What is the inverse of $y=\log(x+\sqrt{x^2+1})$?

Question

I'm unsure if I've done the first steps correctly.

If so, how would you proceed after getting $10^x = y+\sqrt{y^2+1}$?

Answer 1

Assuming the base $10$ logarithm is meant, and you have $10^x = y + \sqrt{y^2 + 1}$, that square root is the main source of difficulty.

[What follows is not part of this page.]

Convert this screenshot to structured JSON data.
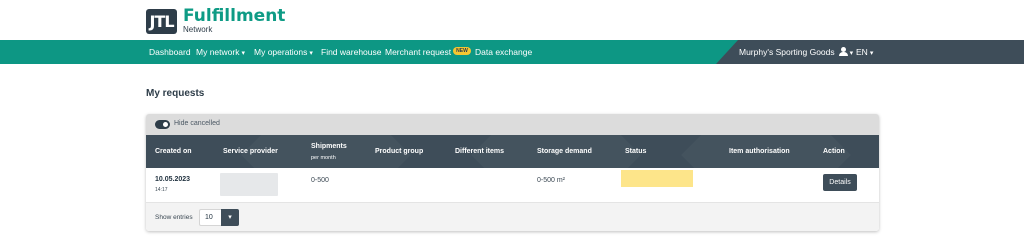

The usual course of action is to get the square root by itself, and square, to get a nice equation that's polynomial in $y$:

\begin{align*} 10^x - y &= \sqrt{y^2 + 1}\\ (10^x)^2 - 2y10^x + y^2 &= y^2 + 1 \end{align*}

Now your $y^2$s can be cancelled from both sides, leaving the nice linear equation $10^{2x} - 2y10^x = 1$, and you shouldn't have too much trouble getting $y$ by itself, although it might look a bit funny.

---

Sidenote: If the logarithm were base $e$, this is the inverse of something called the hyperbolic sine function, $\sinh(x) = \dfrac{e^x - e^{-x}}{2}$. Yours should look similar, but with $10$ instead of $e$. You'll have to do a bit of cleanup to put it in the same format.